< Back to S. 2825 (111th Congress, 2009–2010)

Text of the Cell Phone Early Termination Fee, Transparency, and Fairness Act

This bill was introduced on December 3, 2009, in a previous session of Congress, but was not enacted. The text of the bill below is as of Dec 3, 2009 (Introduced).

Source: GPO

S 2825 IS

111th CONGRESS

1st Session

S. 2825

To require cell phone early termination fees to be pro-rated over the term of a subscriber’s contract, and for other purposes.

IN THE SENATE OF THE UNITED STATES

December 3, 2009

Ms. KLOBUCHAR (for herself, Mr. FEINGOLD, Mr. Webb, and Mr. BEGICH) introduced the following bill; which was read twice and referred to the Committee on Commerce, Science, and Transportation


A BILL

To require cell phone early termination fees to be pro-rated over the term of a subscriber’s contract, and for other purposes.

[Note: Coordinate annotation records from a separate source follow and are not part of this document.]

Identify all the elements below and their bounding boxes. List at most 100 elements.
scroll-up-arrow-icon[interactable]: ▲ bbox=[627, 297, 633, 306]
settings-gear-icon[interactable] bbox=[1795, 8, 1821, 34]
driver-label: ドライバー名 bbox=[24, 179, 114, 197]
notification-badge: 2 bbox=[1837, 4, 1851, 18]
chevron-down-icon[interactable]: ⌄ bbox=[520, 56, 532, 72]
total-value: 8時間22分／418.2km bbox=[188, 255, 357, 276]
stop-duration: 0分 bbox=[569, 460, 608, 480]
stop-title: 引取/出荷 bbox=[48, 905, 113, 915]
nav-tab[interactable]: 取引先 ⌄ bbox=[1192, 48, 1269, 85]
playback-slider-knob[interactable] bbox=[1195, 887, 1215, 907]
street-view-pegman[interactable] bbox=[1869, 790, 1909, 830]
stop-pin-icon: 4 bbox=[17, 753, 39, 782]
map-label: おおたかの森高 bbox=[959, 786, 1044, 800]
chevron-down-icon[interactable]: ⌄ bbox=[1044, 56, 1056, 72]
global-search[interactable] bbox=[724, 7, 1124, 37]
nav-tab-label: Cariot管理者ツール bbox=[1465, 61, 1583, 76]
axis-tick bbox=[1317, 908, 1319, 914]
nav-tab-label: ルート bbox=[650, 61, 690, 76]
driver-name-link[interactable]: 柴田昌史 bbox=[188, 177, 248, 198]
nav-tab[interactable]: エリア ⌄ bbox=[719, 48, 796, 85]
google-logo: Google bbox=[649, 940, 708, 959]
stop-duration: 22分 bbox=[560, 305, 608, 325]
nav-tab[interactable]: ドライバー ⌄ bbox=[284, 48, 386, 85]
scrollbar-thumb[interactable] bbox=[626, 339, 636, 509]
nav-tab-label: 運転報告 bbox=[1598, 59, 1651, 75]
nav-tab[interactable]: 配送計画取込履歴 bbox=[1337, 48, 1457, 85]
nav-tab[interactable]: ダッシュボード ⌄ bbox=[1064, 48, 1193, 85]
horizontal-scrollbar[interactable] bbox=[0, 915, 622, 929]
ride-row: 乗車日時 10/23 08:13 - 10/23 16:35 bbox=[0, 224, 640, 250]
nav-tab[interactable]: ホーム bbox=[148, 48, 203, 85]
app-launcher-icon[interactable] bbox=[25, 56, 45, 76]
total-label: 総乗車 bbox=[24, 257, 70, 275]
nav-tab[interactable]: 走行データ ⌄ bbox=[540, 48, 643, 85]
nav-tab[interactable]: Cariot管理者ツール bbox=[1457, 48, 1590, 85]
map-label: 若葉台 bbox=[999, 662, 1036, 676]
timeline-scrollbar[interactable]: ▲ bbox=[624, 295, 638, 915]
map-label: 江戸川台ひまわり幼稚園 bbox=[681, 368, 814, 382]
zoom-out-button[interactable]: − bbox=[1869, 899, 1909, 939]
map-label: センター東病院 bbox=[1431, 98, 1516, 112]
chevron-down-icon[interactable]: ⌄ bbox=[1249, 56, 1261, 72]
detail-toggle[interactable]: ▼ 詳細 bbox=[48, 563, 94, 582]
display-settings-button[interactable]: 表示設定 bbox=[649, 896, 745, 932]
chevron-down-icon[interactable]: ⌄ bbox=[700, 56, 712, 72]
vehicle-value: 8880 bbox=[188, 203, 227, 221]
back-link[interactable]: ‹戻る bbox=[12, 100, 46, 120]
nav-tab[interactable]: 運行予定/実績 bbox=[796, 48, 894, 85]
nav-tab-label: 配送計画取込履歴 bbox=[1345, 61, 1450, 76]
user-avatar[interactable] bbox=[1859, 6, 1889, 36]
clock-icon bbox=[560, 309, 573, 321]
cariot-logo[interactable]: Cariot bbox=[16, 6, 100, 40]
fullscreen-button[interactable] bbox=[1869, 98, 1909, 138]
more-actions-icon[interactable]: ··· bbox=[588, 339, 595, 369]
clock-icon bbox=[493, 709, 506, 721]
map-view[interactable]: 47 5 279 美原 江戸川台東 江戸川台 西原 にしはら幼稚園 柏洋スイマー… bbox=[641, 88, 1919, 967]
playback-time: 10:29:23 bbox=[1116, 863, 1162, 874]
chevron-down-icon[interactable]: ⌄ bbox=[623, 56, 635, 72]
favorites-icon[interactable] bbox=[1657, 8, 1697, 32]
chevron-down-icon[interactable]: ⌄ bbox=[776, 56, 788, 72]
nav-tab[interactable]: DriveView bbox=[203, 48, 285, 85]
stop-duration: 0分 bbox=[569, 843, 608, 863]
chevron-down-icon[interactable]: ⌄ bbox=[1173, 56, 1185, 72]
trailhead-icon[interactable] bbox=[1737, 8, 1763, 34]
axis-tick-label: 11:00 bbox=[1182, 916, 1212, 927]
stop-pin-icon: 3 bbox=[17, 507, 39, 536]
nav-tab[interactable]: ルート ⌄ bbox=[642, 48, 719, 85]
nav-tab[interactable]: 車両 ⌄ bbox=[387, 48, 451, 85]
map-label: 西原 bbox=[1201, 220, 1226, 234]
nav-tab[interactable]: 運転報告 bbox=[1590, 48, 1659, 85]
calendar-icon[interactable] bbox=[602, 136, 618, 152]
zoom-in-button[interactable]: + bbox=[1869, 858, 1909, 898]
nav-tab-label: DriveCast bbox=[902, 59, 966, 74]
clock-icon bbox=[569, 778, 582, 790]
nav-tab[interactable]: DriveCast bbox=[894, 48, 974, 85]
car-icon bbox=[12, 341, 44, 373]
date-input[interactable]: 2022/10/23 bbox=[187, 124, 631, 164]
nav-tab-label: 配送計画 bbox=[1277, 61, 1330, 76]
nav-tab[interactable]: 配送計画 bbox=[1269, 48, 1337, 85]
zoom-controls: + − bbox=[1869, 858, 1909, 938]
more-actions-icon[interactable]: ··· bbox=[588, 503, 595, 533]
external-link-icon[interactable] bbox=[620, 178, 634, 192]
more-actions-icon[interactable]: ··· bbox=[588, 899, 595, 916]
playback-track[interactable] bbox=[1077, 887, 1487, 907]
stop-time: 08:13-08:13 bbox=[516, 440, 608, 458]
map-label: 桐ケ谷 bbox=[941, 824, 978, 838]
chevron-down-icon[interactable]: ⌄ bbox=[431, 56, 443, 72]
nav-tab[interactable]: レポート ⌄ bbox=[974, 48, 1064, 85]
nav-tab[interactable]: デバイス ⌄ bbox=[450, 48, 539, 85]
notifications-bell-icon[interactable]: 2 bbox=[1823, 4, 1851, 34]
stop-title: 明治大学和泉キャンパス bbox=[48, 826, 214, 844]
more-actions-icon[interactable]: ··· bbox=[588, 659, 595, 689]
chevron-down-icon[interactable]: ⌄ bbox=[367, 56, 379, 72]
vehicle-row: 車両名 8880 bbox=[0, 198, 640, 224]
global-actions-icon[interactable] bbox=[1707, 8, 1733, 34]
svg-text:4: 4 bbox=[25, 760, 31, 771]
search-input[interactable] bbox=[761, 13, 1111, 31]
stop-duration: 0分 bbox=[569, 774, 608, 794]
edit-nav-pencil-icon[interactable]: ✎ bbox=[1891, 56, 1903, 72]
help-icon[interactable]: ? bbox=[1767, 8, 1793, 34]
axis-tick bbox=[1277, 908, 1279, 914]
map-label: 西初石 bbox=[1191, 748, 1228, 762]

    Be it enacted by the Senate and House of Representatives of the United States of America in Congress assembled,

SECTION 1. SHORT TITLE.

    This Act may be cited as the ‘Cell Phone Early Termination Fee, Transparency, and Fairness Act’ or the ‘Cell Phone ETF Act’.

SEC. 2. PRO-RATED EARLY TERMINATION FEES FOR CELL PHONES.

    (a) In General- Not later than 180 days after the date of enactment of this Act, the Federal Communications Commission shall promulgate regulations requiring, at a minimum, that providers of commercial mobile service (as defined in section 332(d)(1) of the Communications Act of 1934 (47 U.S.C. 332(d)(1))--

      (1) prorate any early termination fee over the term of a subscriber’s contract; and

      (2) link the fee to the cost to the provider of the handset device provided to the subscriber, reduced by the price paid by the subscriber for the handset device at the start of a subscriber’s contract.

    (b) Rate of Reduction and Other Considerations- In promulgating the regulations required by subsection (a), the Commission--

      (1) shall prohibit an early termination fee that exceeds the cost to the provider of the handset device provided to the subscriber, reduced by the price paid by the subscriber for the handset device at the start of a subscriber’s contract;

      (2) shall require a ratable reduction of the early termination fee over the term of the contract;

      (3) shall require clear and conspicuous disclosure of the early termination fee at the point of purchase and disclosure on customers’ monthly statements of account of the prorated early termination fee that would be due if the contract were terminated before the end of the next billing cycle;

      (4) shall consider, among other things, the effect of early termination fees on competition and on the ability of consumers to select and change providers of commercial mobile service; and

      (5) shall consider the economic basis and business rationale for the imposition of early termination fees by providers of commercial mobile service.

SEC. 3. NO PREEMPTION OF STATE LAW.

    Nothing in this Act shall be construed to preempt the laws of any State or local government regulating early termination fees chargeable to residents of that State or jurisdiction by commercial mobile service providers to which section 2 applies.